Lizzie was on night shift last night with a bank nurse. She hands me a cup of coffee. She’s so young the night doesn’t show on her face at all. I look and feel like the living dead after a night shift.

‘Mr Sharma said you’d be in soon, so I thought you’d want one.’

I thank her. ‘Have you heard, Lizzie?’

‘Mr Sharma told me,’ she says, nodding. ‘I’ve just been reading the websites. Other newspapers are starting to pick up on it, the Daily Mail and the Sun …’ The exhaustion might not show on her face, but her voice is clipped; she sounds startled.

I nod, take a sip of burning coffee.

‘You know, there’ll probably be reporters around the hospital for a few days so we’ll need to be extra careful, especially with visitors, OK? If anyone asks you anything you just say—’

‘No comment?’ she interrupts me. ‘Just like on telly.’

I nod. ‘Just like on telly.’

As I start making my way towards the nurses’ room, Lizzie asks, ‘Has anything like this happened before?’

I think for a moment. ‘There was a guy, a couple of years ago, an old seventies drummer who gave himself brain damage after a massive drink-and-drug binge. The local press got hold of that one. The poor receptionist actually drew a reporter a map to the ward.’ Lizzie’s eyes widen, as I add, ‘The receptionist was fired.’
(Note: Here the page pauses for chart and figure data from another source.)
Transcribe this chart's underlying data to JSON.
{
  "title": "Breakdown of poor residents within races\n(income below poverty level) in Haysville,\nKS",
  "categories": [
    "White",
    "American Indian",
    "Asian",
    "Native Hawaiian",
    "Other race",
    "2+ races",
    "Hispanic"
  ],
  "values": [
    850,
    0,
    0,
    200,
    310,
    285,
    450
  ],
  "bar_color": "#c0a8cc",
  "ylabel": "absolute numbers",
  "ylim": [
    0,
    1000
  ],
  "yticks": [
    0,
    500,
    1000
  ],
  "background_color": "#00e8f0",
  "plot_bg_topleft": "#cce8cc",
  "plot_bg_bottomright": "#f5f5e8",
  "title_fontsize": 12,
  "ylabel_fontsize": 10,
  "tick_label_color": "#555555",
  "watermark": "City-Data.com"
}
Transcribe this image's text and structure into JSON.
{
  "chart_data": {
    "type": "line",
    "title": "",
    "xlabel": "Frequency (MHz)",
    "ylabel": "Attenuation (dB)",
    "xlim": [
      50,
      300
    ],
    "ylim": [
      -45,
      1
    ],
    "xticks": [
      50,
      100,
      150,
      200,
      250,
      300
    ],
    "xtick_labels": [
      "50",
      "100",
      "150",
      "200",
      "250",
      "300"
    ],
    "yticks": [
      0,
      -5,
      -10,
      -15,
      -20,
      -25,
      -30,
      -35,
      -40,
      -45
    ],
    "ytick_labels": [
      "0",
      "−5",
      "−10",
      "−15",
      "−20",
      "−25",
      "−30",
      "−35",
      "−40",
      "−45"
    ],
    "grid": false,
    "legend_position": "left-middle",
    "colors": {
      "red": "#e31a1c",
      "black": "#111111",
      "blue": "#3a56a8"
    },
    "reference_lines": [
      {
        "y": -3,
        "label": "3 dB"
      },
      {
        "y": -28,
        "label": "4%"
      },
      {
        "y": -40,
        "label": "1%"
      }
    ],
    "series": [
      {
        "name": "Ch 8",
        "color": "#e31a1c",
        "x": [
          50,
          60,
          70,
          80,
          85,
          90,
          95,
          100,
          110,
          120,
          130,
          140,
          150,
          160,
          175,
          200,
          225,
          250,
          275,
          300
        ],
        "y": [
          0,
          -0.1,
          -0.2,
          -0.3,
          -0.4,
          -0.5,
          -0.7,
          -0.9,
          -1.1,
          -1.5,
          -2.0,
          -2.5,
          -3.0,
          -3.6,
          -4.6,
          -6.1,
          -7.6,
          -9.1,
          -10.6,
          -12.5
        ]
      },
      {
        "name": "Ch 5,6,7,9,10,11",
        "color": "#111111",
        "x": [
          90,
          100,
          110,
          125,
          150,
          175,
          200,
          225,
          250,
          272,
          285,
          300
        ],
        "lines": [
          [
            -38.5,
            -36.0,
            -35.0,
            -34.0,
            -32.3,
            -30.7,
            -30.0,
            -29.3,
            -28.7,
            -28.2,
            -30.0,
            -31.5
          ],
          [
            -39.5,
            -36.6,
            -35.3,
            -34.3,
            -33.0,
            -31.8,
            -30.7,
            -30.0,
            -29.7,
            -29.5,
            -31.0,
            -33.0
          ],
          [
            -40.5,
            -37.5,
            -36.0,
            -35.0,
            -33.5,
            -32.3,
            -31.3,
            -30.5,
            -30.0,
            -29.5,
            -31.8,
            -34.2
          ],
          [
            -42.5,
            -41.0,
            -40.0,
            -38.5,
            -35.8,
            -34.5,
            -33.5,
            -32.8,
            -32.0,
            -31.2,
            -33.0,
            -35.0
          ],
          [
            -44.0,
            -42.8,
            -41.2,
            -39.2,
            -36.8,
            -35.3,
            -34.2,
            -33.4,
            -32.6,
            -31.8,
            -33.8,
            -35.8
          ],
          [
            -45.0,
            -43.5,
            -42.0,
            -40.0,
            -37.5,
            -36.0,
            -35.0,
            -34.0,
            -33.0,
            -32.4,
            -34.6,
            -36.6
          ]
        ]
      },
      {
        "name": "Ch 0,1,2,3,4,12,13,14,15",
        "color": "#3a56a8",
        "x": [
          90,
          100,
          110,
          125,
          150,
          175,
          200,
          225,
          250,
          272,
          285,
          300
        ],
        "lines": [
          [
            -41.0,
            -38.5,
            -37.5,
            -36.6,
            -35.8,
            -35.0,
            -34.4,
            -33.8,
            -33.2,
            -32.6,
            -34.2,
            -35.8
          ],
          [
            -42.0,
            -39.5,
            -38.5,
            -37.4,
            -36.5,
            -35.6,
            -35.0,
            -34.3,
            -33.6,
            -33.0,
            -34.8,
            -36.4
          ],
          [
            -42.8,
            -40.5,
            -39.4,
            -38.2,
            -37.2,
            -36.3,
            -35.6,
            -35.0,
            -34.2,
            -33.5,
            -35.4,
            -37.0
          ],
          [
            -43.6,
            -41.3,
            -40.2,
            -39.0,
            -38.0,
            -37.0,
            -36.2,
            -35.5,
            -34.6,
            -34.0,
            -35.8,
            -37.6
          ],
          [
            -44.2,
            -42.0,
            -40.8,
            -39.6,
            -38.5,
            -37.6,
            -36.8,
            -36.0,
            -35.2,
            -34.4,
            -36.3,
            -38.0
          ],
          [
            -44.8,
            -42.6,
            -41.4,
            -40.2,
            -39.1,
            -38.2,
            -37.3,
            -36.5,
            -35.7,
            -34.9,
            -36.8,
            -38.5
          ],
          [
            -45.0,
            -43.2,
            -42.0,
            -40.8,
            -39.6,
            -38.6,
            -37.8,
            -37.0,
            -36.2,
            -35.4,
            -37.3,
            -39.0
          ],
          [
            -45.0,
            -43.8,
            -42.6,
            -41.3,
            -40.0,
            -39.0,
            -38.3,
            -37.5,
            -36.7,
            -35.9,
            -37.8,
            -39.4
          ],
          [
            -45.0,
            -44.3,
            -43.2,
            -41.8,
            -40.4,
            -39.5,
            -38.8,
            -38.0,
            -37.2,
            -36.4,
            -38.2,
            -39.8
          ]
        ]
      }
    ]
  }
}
I knock on Sharma’s door and it takes him a moment to answer.

‘Intrare!’

His ear is glued to his desk phone. ‘Incredible.’ He shakes his head at the receiver, holding it towards me.

I hear a distant, tiny voice from a recorded message.

He points at the receiver. ‘The Trust’s Head of Communications still clearly has no idea what’s going on.’ Sharma replaces the phone with a sigh and another shake of his head. ‘And I still haven’t got hold of the head of security.’ He looks up at me with a quick smile; a spark, excitement, animates his face.

‘How do you think it got out?’

We’re interrupted by an uncertain, quiet knock at the door.

Sharma isn’t interested in what I was saying. He calls, ‘Intrare!’, again, and Lizzie’s full, young face appears.